One’s1 trust in G‑d can be called complete only when there is no shadow of an indication as to where help will come from, nor is there any physical source for it. People say that a drowning man clutches at a straw. But when there is still a straw to hang on to — that is, when there is still a shadow of a physical indication that one may yet be helped, even if only physically and even if only partially — this cannot yet be called a complete trust in G‑d.

When there is a shadow of an indication, what one has is hope (tikvah). This is the word that appears in the Scriptural phrase, es tikvas chut hashani (“the cord of crimson thread”), where tikvah means “cord.”2 The crimson thread served as a sign to indicate the house of Rachav, so that when the soldiers of the Children of Israel approached it they would know that they had to save the people who lived there. This sign is described by the above phrase, because even though it was a visible and overt sign, all kinds of things could happen to it — the cord could break, or the wind could blow it away, or whatever. Hence the use of the word tikvah (“cord”/“hope”), alluding to her hope that everything would work out well and that the cord of crimson thread would remain intact. For the term “hope” is appropriate in relation to something that tangibly exists, like the straw of the man who is drowning in the ocean.

By contrast, trust (bitachon) in G‑d is what one has when he is without even a shadow of an indication that he will be saved. He does not even have a straw to clutch at. He has only his trust in G‑d. Yet even though he places his trust in G‑d, he is embittered and sad; a silent melancholy veils his face; whoever sees him can tell that his heart is burdened by a grievous anxiety.

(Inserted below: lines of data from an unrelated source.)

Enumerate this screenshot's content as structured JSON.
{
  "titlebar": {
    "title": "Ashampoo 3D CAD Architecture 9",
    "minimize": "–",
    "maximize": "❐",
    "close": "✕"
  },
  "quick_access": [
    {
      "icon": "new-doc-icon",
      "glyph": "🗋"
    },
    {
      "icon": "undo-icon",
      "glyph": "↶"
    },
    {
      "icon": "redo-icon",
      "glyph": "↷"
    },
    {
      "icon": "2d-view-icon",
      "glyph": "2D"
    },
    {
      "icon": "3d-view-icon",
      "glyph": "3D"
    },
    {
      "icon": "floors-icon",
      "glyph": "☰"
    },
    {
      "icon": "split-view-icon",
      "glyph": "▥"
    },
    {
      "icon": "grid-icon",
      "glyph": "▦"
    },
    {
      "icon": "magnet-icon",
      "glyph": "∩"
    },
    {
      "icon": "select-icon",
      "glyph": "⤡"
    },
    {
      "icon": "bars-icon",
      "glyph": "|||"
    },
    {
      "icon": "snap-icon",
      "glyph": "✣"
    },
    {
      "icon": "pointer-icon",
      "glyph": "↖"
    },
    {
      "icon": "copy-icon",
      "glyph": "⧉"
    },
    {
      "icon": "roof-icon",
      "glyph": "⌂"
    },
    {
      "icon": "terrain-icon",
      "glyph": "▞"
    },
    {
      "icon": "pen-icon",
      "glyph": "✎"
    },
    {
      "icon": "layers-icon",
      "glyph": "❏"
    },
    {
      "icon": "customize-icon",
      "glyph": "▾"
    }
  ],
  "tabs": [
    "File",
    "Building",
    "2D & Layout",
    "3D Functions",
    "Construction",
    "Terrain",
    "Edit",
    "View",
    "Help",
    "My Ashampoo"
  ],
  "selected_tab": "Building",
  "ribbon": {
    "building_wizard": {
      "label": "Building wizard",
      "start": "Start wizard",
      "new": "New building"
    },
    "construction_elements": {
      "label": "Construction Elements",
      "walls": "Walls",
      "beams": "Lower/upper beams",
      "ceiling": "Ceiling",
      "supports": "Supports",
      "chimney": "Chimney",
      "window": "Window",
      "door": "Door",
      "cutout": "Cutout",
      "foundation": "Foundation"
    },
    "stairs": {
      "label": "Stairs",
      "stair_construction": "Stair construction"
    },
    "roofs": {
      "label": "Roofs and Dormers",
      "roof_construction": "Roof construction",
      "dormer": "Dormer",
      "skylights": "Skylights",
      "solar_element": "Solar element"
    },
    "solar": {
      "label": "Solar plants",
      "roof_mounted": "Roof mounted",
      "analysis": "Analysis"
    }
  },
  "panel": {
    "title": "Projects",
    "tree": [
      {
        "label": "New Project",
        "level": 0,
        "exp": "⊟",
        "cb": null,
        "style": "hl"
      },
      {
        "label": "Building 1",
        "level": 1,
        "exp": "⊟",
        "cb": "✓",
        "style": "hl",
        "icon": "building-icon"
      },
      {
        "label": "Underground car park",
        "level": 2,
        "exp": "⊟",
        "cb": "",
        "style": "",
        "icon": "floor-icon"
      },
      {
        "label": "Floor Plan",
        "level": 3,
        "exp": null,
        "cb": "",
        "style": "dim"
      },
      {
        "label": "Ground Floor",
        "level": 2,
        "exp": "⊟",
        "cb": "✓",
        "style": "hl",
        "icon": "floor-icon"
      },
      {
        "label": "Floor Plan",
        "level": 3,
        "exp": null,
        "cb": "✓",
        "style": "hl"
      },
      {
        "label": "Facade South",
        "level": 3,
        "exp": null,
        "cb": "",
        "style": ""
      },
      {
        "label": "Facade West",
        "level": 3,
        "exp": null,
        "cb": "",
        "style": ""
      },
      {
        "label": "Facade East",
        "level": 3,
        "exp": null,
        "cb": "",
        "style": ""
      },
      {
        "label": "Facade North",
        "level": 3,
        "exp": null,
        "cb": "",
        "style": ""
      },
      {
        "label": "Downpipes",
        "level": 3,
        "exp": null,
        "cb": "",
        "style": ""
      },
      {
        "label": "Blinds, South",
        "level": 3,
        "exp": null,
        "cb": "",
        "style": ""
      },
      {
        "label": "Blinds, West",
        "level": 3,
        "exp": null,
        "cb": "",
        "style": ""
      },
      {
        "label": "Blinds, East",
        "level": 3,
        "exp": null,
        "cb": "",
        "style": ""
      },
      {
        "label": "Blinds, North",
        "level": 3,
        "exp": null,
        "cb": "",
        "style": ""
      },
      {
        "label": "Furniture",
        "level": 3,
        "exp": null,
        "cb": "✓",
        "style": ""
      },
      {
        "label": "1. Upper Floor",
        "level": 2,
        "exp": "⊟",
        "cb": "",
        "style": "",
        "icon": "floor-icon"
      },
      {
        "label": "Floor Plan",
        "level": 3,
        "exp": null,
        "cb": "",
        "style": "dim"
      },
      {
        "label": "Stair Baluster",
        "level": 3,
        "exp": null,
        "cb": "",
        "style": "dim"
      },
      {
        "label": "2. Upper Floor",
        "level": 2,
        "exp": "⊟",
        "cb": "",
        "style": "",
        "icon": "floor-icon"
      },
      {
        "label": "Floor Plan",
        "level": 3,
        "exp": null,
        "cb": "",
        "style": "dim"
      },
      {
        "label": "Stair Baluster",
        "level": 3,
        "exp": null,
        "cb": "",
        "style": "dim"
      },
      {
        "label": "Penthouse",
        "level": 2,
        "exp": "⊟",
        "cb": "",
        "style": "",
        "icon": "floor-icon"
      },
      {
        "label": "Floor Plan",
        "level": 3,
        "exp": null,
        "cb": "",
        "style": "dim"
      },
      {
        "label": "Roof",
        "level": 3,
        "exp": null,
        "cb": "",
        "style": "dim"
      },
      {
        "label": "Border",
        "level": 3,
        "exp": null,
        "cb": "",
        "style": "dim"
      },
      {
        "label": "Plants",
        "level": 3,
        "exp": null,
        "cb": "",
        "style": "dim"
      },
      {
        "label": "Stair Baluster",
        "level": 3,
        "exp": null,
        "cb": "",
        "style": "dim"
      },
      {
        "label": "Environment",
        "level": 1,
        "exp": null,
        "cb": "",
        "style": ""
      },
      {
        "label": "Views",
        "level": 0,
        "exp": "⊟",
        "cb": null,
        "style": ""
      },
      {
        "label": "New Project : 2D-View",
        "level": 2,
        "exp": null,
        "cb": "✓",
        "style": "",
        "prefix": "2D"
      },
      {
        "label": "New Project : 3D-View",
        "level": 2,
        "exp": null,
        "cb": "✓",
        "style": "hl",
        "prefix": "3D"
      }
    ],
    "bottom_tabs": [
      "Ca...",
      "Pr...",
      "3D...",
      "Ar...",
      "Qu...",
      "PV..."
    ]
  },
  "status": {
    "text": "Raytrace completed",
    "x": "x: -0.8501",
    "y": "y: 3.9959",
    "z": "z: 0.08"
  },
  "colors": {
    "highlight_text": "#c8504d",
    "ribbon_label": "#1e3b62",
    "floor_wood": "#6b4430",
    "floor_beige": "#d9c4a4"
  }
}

Now, according to the teaching of our mentor, the Baal Shem Tov, when a person places his trust in G‑d but is agonized and worried and sighing, he has not yet attained a complete trust in G‑d. For when one’strust in G‑d is complete, his unfavorable — or even (G‑d forbid) bad — situation should not affect his heart by causing it distress or, certainly, melancholy. Rather, he should do, according to the Torah and mortal understanding, whatever he is able to do, and place his trust in G‑d. He should not have even a shadow of a doubt that G‑d will help him, inasmuch as His Providence watches over every single created being [...]. All their affairs and even all of their most trivial motions are under the eye of His specific supervision,162 and it is this Divine Providence that gives life and strength to every living being in the heavens and on earth.